Man I love to be challenged. Sometimes just to think. I don't feel like I've had to or really given myself the opportunity to think about anything outside of my little world in SO long. Bleh! I'm SO glad to sit at this bookstore cafe and not think about me, and my little life for a bit. It's so refreshing.
For whatever reason Im noticing I need to write again. I forget how good it feels to paint a picture with words. How I can verbally barf or I guess hand barf since I'm currently typing all this on my iPhone.

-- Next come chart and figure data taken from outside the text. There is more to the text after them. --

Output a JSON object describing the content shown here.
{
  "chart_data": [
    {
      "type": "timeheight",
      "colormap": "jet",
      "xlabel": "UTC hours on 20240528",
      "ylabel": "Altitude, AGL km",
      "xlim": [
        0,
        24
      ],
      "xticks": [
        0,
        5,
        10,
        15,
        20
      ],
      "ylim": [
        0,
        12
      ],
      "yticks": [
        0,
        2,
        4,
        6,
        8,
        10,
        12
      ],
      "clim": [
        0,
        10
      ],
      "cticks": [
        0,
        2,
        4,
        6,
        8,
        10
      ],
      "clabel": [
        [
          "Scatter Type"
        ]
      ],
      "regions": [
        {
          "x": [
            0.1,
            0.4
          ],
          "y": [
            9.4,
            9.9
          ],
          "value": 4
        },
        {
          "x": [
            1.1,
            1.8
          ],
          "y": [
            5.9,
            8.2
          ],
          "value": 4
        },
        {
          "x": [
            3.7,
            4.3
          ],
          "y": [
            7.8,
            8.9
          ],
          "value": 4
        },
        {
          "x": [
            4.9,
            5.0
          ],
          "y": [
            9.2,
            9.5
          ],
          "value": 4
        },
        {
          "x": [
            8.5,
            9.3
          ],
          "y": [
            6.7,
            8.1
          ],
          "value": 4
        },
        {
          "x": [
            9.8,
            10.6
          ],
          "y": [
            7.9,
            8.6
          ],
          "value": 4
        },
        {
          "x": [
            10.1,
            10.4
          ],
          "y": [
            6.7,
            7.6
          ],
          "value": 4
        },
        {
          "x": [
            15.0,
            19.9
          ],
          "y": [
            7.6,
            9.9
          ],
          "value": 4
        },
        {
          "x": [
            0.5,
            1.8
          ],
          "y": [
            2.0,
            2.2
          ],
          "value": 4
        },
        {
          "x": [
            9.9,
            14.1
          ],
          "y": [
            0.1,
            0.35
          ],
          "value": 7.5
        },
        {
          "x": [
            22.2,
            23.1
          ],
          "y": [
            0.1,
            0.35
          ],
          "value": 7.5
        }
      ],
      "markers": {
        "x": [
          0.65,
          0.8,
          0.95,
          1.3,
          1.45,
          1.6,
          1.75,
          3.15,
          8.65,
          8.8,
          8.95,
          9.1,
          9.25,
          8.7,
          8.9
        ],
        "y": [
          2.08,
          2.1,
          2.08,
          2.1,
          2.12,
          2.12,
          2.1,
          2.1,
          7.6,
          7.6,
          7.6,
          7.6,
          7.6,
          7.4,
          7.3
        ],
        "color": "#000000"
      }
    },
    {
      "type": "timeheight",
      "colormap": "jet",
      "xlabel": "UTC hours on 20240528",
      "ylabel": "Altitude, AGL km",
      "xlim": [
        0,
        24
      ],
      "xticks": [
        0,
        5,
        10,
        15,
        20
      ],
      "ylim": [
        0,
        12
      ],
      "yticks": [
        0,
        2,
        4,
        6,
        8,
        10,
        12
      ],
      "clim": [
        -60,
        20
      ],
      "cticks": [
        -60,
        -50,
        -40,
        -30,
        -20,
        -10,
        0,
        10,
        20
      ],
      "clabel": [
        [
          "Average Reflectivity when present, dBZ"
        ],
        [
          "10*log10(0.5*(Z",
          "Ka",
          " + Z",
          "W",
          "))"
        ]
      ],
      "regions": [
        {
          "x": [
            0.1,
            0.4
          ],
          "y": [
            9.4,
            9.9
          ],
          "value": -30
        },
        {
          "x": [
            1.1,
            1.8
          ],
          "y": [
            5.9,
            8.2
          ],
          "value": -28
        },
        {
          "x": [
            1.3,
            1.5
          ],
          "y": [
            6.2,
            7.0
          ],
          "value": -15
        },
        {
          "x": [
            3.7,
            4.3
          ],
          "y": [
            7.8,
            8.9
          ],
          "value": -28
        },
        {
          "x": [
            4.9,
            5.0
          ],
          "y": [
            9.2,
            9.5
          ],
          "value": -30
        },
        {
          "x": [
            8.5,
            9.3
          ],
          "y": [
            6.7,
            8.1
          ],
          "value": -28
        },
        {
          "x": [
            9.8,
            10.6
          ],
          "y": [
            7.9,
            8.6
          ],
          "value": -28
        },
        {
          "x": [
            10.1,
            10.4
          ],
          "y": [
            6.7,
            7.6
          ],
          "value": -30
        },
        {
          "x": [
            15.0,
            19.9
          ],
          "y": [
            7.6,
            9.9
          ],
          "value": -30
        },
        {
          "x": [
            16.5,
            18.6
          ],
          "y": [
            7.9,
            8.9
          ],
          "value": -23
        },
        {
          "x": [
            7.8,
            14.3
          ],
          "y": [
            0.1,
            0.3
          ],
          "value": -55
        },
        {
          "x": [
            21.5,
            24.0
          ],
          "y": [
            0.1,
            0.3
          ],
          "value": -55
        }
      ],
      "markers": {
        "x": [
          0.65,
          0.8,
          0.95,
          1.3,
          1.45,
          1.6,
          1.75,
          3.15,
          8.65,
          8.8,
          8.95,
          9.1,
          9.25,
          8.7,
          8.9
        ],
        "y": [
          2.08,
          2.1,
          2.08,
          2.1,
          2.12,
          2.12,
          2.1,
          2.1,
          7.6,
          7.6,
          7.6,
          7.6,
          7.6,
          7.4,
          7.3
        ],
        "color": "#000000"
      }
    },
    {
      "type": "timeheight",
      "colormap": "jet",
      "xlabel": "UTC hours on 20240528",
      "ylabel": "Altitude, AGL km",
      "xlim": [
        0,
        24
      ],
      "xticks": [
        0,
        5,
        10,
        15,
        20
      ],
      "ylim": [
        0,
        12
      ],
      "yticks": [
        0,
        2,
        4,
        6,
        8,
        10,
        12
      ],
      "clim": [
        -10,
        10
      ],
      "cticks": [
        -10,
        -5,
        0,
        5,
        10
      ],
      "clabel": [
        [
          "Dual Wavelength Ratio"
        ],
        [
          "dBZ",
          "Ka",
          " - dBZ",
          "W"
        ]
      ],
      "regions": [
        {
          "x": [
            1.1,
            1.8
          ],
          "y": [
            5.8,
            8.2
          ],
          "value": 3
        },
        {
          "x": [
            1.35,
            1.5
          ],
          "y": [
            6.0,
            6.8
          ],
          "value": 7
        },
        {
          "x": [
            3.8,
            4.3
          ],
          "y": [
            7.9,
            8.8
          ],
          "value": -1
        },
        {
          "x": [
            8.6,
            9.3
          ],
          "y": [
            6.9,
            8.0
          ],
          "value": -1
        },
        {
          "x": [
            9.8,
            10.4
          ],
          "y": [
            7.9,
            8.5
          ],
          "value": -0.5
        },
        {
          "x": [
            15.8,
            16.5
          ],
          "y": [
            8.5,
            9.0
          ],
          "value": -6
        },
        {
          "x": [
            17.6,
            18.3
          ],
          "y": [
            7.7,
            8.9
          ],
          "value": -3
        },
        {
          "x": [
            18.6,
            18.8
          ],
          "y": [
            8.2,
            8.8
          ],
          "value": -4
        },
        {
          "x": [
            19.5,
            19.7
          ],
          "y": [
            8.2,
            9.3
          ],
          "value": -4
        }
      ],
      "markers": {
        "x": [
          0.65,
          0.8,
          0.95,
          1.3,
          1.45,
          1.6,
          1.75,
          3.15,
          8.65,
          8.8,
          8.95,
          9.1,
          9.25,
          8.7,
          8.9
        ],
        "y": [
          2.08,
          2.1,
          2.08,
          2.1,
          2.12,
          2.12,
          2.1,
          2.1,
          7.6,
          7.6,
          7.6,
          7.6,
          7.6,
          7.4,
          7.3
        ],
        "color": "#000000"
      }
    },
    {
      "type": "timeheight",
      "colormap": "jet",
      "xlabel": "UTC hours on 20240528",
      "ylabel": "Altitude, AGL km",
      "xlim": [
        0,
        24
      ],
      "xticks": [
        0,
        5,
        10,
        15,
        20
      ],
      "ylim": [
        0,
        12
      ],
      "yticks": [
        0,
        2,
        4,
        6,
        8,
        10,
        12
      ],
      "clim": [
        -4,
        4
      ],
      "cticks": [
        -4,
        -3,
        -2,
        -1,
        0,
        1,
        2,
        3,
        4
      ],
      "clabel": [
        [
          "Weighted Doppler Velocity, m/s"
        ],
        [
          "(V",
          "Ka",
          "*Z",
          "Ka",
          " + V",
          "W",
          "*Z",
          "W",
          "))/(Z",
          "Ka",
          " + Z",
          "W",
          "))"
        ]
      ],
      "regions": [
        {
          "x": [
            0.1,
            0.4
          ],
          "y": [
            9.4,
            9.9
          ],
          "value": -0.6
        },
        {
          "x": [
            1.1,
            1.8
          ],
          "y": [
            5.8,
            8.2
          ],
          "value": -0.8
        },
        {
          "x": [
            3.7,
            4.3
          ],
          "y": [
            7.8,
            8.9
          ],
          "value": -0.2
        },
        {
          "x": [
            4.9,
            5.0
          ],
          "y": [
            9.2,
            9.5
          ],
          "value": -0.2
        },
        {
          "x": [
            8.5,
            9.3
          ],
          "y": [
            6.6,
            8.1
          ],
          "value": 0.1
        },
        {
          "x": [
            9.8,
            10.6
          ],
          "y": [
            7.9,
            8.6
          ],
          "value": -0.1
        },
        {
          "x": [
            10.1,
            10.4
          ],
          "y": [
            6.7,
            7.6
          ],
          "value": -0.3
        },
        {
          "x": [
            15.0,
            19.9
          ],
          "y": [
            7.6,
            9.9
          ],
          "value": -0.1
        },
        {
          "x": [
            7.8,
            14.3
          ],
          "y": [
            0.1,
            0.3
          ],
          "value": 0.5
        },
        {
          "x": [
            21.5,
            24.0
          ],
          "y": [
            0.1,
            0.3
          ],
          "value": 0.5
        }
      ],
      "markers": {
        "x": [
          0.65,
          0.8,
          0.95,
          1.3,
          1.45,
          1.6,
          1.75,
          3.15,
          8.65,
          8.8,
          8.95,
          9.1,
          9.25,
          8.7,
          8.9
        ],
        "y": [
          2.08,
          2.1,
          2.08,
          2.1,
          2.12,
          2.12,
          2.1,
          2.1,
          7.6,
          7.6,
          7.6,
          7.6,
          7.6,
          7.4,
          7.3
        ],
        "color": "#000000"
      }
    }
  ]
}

I've recently been challenged more than I ever have in my life. I've dealt with and felt things that I never in a million years would wish anyone would. My marriage has been tested to great depths-and succeeded, friendships have begun and ended, i turned 25, I've battled depression, fallen in love with my job then left it behind, started a new job, lost my Gram, changed cities and cleaned up more poop and pee from my poodle puppy than anyone ever should...it's been the hardest 6 months of my life. Finally, I'm beginning to see the light at the end of the tunnel. This season is coming to and end and I'm barely crawling out on my hands and knees. I'm scrapped up, bruised and beaten down. I've run away from God with everything I have in me. There have been times where there is no other explanation than Gods hand working something out, yet I would not give Him praise. I refused.
Yet, Ive always known.
God is so good, His greatness does not depend on my belief or praise. He is good and mighty and powerful whether I want to acknowledge it or not. He continues to save me. He continues to fix things around me. He continues to be more than I could ask. I don't deserve it and I don't understand it. But I'm SO thankful, because if I could understand it, He would not be worthy of my praise. He is more than my finite mind can imagine.
This is the beginning for me. A new beginning. I'm still In my battle but I've not given up. I cannot stand yet but I'm still moving and that's all that matters. (which reminds me of my favorite scripture phil. 3.12-14 )
I laugh more. And I have a great laugh. God created MY laugh. Hah! And this cafe. And all the strange games around me. And Mark Twain.